Music Composition & Experimental Systems

Music Composition & Experimental Systems
My compositional processes involve experimental research into systems that have the potential to transcend typical boundaries. At the onset, I view the objects and the conditions of each system to be inextricably linked with each other in a given unit. However, due to the resultant bifurcations of the scaled manipulations of objects within dynamical systems, the outputs are mandatorily underdetermined.
Within my research process, epistemic (of or relating to knowledge or knowing) bits of one system edgerton_93_intitulata fontegara_score02_smallmay be translated crossmodally into technical tools and used to build the syntactic conditions of the system. Likewise parts of the technical system can acquire epistemic status and thus impact the semantic underlay of a system. Such dialectics between epistemicity and technicity is at the inner core of an experimental system; it is its driving force. Simultaneously, experimental systems must be able to undergo ruptures, fissures and all manner of alteration in order to unlock the potential of dynamical systems – to release the unanticipated. In order to become vital, experimental systems must generate meaningful differences that extend in time as emergent, then vanishing phenomena.
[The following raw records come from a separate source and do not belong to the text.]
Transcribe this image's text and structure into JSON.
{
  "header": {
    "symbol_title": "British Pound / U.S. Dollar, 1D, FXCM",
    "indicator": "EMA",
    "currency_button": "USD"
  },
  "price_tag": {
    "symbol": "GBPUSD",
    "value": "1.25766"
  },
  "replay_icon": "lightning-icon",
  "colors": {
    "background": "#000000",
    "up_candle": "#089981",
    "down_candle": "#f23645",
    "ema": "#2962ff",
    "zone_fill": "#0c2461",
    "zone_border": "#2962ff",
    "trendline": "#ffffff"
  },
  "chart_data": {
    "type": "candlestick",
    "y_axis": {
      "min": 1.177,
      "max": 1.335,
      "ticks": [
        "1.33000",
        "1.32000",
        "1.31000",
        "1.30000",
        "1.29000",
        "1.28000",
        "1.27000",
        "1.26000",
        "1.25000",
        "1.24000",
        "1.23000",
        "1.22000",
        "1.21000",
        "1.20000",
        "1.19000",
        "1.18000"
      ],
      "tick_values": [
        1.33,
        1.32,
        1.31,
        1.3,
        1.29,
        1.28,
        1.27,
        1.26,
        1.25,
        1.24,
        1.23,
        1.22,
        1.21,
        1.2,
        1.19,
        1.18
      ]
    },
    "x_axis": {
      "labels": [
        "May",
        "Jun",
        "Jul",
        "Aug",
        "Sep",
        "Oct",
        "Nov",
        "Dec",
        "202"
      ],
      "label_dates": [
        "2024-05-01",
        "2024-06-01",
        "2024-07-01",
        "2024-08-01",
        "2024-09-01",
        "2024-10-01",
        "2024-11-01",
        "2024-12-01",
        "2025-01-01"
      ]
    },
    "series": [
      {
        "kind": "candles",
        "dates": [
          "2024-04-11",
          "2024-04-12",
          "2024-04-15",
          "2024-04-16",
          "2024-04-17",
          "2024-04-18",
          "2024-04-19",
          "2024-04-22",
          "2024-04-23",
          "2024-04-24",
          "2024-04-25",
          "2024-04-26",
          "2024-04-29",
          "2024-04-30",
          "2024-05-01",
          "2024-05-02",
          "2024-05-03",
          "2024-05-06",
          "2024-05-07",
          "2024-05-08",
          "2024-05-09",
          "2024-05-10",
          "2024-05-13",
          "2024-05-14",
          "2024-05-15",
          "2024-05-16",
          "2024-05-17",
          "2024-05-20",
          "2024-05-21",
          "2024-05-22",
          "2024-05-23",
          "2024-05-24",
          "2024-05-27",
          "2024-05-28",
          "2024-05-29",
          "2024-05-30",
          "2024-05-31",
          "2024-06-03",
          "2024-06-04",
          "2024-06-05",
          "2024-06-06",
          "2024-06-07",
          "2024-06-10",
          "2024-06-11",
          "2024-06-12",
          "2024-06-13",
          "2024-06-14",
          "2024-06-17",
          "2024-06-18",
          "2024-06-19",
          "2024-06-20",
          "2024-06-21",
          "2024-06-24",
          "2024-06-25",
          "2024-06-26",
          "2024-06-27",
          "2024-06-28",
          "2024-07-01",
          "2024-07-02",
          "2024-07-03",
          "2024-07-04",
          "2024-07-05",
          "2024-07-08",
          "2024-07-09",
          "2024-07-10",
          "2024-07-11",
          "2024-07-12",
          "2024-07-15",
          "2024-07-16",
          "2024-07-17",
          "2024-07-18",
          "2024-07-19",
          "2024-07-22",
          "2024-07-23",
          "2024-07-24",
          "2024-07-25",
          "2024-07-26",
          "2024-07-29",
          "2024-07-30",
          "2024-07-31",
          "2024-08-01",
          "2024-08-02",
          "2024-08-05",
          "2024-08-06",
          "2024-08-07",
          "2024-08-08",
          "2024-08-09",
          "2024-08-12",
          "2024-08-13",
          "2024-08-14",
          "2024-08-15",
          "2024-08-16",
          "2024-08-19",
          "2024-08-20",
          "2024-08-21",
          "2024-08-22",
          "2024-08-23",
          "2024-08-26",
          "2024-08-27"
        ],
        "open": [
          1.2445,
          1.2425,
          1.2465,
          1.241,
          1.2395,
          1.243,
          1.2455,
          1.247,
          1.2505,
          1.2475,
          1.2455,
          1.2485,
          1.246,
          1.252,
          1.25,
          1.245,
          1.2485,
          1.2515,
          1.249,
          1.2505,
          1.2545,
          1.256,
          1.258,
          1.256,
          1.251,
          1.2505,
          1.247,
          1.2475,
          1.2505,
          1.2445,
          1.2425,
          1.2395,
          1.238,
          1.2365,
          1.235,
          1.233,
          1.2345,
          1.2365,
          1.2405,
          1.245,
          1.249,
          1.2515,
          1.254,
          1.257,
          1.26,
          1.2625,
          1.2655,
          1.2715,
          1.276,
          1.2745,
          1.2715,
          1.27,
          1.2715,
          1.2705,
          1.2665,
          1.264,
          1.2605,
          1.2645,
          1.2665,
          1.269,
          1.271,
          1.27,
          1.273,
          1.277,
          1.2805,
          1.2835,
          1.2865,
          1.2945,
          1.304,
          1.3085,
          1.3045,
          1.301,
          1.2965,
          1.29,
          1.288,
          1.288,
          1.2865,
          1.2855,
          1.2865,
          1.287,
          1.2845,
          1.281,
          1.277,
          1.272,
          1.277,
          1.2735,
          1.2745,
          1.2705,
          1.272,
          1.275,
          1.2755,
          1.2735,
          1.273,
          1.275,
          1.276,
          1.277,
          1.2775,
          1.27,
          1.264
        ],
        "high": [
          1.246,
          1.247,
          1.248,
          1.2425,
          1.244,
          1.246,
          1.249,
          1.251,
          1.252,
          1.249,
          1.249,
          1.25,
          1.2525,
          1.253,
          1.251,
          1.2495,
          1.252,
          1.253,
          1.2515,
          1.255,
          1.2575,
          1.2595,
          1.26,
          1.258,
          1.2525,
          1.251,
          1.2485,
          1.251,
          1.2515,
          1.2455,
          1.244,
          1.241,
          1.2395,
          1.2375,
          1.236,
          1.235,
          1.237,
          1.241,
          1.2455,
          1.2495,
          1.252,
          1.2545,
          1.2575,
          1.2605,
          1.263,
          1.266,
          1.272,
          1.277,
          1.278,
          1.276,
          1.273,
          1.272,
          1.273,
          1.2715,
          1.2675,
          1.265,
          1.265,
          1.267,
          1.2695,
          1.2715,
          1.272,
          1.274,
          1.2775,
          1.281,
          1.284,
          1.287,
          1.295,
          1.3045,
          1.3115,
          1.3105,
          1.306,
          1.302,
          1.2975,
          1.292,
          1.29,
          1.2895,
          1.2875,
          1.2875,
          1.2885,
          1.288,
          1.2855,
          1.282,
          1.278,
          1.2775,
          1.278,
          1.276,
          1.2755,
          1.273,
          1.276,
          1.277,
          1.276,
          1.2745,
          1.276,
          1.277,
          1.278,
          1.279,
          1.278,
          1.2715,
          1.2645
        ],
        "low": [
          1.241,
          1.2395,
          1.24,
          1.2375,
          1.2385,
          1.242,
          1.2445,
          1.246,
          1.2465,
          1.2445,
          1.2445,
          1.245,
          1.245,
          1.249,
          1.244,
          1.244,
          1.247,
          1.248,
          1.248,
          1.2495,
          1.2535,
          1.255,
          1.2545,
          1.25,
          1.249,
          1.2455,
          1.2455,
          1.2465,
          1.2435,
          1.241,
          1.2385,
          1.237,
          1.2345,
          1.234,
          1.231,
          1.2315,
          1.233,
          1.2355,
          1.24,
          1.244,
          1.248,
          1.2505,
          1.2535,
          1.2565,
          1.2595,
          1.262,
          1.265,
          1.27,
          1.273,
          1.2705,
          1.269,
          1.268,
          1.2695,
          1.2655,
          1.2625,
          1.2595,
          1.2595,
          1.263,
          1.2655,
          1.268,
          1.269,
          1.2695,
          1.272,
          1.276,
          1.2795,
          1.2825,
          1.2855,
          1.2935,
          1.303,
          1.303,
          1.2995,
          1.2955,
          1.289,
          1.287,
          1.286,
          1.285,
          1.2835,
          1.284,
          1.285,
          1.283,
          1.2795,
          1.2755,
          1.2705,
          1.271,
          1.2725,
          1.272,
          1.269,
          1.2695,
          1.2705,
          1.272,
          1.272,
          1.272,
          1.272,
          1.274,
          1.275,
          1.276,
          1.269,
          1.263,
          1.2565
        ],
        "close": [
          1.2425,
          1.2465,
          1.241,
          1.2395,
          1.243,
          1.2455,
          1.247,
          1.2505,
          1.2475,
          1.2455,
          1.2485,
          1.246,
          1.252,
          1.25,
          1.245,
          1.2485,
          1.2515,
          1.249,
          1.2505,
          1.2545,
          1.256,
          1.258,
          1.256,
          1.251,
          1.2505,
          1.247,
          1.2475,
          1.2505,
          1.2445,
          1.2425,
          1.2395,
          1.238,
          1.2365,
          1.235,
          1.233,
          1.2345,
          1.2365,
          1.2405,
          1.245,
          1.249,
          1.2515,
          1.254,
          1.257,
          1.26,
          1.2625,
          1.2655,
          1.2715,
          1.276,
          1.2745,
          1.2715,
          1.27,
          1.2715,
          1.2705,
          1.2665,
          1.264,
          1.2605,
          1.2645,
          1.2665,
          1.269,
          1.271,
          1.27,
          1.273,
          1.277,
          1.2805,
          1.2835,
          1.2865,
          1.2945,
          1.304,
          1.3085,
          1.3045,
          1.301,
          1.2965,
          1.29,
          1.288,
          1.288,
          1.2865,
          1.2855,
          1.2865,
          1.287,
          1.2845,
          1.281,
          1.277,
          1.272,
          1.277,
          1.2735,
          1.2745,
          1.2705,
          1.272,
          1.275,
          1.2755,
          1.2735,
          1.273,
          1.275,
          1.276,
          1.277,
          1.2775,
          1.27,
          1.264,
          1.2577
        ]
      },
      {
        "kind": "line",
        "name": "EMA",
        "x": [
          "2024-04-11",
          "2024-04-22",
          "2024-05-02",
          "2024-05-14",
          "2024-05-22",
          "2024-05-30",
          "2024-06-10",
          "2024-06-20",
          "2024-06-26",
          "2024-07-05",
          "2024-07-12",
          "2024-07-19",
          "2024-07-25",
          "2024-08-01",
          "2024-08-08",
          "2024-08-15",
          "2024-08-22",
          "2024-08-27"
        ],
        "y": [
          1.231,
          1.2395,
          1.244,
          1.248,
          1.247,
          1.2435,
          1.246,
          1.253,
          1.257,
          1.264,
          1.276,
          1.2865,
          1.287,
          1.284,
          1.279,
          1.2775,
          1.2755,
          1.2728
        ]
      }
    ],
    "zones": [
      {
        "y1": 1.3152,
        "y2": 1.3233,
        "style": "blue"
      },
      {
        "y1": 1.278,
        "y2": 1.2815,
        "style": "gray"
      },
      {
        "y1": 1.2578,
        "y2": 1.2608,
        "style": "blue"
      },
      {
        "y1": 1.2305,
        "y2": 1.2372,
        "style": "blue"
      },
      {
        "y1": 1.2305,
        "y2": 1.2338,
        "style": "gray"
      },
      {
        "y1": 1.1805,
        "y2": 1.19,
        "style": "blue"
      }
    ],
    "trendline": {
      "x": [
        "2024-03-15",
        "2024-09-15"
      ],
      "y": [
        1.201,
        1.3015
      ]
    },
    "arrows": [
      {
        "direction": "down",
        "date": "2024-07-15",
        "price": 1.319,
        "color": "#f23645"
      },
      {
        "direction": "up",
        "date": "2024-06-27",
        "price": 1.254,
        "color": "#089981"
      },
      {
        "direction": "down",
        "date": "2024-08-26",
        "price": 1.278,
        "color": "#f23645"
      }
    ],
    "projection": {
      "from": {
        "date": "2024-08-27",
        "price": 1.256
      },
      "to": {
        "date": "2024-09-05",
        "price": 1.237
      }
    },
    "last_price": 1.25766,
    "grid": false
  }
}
It is my contention that meaning exceeds those units within which knowledge is produced. In other words those uncertain epistemic topologies do not always neatly remain within spaces of representation. Rather, the recorded, articulated, dislocated, rearranged, reinforced and substituted traces may expand beyond confined spaces of representation while still proposing a continuity of systemic experimentation. The development of such procedures is pursued with the desire to continue experimental culture in order to learn from the past – conceptually similar to the scientific necessity of the historically obsolete. The idea of experimental culture as an articulated ensemble of systems could allow histories to be written without the burden of specific disciplinary constraints – to impact not only systems of thought, experimental procedure and artistic insight, but also a real-world approach to civics.

(From: Intitulata Fontegara #93, 2016)

Such a comparative investigation of complex structures will help us to understand how new knowledge arises in the process of research. The argument is that experimental systems derive their dynamics from the digressions and transgressions of smaller units embedded at lower levels. Viewed structurally, novelty appears to allow for the generation of singularities that transcends our capacities of anticipation, yet one that may be produced in a regulated manner.
The reality of an epistemic thing explored within experimentation resides in its resistance, its resilience, its capacity and obstacle of practice, to reveal the dynamical basis of the biophysical world – the unexpected and unprecedented.